I did think of one specific thing that the Borg are significantly better than the Empire at: time travel. Everyone and their mother in Trek does it, and the Borg do it while on the run in First Contact. Meanwhile, (spoilers for a show that ended 6 years ago) the Emperor’s desire+inability to control a force-based time nexus is a subplot in Rebels to the point where he decides his best option is to try parleying with the heroes. So, if Vader became a persistent threat the Collective’s best chance would be to zip into the past and kill/assimilate child Anakin./
All that said, any ideas as to how this might work really falls apart when you look at temporal mechanics across universes. Trek canonically has a fluid (though resilient) timeline, this was stated onscreen in SNW. What little we see in Rebels indicates that Star Wars has a single stable timeline (one character survives a duel in Season 2 this way), and you can argue that this squares with Force precognition (including most notably the clear and unambiguous visions courtesy of the Mortis Gods in TCW).
That makes rebels sound more interesting. Not sure why but the descriptions on Disney+ made it seem dry and I haven’t gotten around to starting it. I like media that plays with time travel. And I think Ahsoka is in it, my favorite Jedi/non-jedi force user.
Watching through her namesake show and I love that when she was talking about her apprentice’s anger, she didn’t go into a lecture about the dark side like Yoda would.

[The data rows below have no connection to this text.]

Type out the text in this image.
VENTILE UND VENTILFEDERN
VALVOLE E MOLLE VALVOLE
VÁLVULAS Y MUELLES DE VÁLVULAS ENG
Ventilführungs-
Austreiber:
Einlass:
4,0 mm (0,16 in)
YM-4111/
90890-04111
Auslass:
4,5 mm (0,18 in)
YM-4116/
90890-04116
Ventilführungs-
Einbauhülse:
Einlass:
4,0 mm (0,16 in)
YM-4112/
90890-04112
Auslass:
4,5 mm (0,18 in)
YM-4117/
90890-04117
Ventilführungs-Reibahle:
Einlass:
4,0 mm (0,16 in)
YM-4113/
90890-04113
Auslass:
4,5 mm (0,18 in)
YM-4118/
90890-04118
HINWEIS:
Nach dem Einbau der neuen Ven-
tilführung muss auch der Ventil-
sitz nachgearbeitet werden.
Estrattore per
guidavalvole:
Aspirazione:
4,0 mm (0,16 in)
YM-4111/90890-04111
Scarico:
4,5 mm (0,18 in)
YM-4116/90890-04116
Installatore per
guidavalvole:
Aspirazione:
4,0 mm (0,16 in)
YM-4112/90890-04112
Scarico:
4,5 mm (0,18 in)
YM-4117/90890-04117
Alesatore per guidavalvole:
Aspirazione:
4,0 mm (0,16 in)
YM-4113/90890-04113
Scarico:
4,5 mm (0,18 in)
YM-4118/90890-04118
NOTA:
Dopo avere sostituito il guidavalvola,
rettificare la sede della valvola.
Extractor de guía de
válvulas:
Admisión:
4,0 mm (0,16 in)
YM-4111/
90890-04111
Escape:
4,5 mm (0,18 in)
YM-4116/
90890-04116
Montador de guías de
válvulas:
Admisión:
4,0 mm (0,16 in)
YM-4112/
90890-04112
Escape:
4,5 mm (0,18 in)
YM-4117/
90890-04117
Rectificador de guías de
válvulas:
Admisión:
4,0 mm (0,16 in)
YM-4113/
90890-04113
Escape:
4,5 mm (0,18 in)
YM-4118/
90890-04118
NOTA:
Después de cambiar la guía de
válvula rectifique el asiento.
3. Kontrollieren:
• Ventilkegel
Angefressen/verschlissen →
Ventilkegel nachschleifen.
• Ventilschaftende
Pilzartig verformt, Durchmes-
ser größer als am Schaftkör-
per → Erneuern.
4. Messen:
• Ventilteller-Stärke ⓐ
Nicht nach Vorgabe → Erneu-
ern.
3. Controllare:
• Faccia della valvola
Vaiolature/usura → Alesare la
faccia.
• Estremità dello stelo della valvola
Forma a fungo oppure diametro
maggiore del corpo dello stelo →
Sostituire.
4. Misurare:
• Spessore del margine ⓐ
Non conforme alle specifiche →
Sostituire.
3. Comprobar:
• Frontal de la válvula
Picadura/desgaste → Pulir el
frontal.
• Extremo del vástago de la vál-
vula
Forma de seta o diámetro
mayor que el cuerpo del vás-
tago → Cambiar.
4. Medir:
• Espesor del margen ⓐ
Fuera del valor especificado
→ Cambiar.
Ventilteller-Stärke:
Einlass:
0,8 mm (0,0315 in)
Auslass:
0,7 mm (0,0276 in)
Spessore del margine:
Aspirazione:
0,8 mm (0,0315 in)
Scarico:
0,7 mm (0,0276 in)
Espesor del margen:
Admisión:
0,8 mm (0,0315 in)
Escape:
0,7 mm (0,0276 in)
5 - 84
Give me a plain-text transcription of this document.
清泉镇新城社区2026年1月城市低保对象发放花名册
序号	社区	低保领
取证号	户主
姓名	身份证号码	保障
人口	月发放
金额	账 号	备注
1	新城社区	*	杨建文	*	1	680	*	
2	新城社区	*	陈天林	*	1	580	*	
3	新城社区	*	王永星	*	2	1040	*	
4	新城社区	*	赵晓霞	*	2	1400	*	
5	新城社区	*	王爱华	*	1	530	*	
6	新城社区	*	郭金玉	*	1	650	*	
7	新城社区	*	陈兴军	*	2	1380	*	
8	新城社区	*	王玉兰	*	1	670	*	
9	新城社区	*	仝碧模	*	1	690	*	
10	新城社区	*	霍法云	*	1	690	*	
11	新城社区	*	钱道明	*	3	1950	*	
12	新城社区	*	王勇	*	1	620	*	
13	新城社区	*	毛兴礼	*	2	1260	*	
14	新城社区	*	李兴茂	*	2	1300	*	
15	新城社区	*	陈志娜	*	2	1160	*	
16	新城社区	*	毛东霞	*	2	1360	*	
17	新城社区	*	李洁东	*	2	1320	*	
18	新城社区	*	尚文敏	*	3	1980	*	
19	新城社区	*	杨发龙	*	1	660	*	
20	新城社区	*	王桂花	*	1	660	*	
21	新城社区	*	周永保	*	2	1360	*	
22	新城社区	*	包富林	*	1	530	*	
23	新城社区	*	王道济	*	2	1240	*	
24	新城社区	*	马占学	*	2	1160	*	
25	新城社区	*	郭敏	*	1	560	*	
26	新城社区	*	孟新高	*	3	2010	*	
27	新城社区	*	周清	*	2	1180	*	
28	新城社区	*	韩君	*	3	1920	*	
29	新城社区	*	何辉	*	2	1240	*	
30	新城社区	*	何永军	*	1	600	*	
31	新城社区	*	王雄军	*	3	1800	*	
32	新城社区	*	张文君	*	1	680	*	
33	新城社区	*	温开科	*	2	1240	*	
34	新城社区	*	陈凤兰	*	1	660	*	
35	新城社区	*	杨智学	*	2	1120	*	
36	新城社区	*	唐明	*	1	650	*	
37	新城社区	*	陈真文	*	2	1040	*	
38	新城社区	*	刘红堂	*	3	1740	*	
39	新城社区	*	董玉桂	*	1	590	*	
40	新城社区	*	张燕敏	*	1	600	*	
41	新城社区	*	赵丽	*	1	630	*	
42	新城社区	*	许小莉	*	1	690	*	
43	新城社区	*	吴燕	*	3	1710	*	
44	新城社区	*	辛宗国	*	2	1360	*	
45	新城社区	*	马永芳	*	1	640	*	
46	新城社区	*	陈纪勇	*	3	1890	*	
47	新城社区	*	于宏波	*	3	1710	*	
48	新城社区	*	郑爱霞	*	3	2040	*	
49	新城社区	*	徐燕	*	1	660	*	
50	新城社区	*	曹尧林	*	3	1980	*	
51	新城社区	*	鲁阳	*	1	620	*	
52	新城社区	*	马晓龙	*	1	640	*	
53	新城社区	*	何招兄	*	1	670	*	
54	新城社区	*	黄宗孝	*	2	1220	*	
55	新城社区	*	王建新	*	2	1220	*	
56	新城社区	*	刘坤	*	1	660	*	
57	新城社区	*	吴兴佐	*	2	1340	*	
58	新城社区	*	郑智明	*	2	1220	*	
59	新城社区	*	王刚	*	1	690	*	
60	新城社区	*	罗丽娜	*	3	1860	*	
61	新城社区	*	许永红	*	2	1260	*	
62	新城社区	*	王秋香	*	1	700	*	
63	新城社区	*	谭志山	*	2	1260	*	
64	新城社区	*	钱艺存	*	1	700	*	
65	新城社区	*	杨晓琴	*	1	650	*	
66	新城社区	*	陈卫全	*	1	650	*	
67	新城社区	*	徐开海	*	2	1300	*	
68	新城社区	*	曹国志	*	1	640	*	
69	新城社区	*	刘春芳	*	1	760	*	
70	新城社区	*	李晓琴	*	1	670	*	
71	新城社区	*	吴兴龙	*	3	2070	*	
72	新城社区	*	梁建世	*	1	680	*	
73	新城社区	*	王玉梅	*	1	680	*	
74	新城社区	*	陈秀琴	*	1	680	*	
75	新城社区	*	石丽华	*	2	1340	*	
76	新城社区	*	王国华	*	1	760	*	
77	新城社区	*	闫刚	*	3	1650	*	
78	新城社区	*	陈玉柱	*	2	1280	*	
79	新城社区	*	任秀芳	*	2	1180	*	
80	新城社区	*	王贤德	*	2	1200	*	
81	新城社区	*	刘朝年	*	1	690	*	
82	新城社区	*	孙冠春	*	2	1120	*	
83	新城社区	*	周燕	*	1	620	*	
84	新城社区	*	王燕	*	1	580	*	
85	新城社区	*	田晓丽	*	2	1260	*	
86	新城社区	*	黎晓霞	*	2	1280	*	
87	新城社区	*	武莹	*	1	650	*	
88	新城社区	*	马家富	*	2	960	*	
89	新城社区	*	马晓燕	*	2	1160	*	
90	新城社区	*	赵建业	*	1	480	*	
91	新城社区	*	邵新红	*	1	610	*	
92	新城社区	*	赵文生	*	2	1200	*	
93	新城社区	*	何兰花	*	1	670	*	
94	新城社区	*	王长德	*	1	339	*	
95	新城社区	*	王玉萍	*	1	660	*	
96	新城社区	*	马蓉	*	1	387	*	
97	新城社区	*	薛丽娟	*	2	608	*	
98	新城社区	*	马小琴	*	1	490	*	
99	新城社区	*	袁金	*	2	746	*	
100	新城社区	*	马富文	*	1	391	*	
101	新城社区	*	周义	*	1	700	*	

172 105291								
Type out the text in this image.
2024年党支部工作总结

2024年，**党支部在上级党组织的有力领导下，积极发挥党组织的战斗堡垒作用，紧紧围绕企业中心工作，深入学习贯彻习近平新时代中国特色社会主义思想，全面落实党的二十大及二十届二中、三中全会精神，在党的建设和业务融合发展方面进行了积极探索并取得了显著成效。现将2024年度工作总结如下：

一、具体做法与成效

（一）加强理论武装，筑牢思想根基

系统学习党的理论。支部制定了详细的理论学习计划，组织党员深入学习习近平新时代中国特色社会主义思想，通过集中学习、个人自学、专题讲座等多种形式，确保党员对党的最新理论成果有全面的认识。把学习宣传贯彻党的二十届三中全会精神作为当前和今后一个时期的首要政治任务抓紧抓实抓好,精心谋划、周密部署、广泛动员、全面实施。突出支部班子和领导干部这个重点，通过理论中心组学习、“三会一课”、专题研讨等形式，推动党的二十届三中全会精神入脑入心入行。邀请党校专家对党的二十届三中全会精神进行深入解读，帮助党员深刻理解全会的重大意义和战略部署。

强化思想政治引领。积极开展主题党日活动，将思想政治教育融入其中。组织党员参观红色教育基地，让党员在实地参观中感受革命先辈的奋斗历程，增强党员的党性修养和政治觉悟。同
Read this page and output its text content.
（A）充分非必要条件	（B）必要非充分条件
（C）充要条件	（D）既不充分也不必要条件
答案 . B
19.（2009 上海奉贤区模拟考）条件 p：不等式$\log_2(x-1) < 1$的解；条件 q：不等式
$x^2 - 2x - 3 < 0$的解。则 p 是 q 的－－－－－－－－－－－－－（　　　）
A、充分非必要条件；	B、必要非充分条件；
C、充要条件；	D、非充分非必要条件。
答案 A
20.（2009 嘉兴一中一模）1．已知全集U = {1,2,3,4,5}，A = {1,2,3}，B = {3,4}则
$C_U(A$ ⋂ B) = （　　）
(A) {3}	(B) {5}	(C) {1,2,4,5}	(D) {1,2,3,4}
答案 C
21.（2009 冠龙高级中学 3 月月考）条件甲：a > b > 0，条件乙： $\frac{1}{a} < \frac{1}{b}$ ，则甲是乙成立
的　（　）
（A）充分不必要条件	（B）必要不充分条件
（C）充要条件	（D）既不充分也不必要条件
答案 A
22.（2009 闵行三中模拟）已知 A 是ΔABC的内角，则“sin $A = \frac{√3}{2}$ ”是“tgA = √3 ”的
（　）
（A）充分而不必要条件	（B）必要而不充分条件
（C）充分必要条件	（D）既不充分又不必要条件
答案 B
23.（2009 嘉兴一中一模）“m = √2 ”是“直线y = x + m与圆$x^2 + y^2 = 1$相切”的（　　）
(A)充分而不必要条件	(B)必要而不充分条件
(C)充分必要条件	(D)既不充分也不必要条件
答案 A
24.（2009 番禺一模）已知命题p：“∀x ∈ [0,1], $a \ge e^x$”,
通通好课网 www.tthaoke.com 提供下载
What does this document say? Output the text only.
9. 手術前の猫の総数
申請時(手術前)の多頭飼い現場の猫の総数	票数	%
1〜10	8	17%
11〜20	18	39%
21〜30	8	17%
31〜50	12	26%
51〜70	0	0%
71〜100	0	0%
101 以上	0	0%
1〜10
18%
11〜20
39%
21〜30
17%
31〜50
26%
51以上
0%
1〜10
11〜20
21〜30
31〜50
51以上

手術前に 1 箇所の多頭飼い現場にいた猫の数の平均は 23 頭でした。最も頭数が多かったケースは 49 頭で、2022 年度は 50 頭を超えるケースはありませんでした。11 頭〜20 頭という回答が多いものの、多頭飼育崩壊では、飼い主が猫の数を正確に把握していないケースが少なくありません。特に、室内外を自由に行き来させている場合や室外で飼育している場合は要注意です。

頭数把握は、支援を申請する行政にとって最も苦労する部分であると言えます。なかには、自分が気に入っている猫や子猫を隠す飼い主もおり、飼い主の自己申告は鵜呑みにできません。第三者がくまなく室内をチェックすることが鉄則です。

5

IMO the Jedi fear of the dark side was a huge blind spot (and I really wish Disney hadn’t gotten rid of the original post OT storyline where Luke turns to the dark side and then turns back when he doesn’t want to follow orders because the dark side wasn’t the one way path the Jedi thought it was… Instead of the whole “Ben might turn, better kill him!” they replaced it with).
But yeah, I think the Borg really personifies the whole idea that once a civilization gets to type II, it won’t likely ever go extinct. I’m not sure if either of them are technically type II, but the Borg are much closer than the Empire was. If the question was “who would win an all out war” IMO the answer is unquestionably the Borg. I’m having a hard time thinking of another sci-fi or fantasy faction that could take on the Borg in an all out war without some deux ex machina level abilities. Even the federation would probably fall if the Borg decided to focus all of their attention on a war with them, and that’s before any kind of time travel even enters the equation (though future federation might be a different situation). Though that’s with the caveat of the most recent series I’ve seen is Enterprise, no idea if anything in the more recent ones challenges that.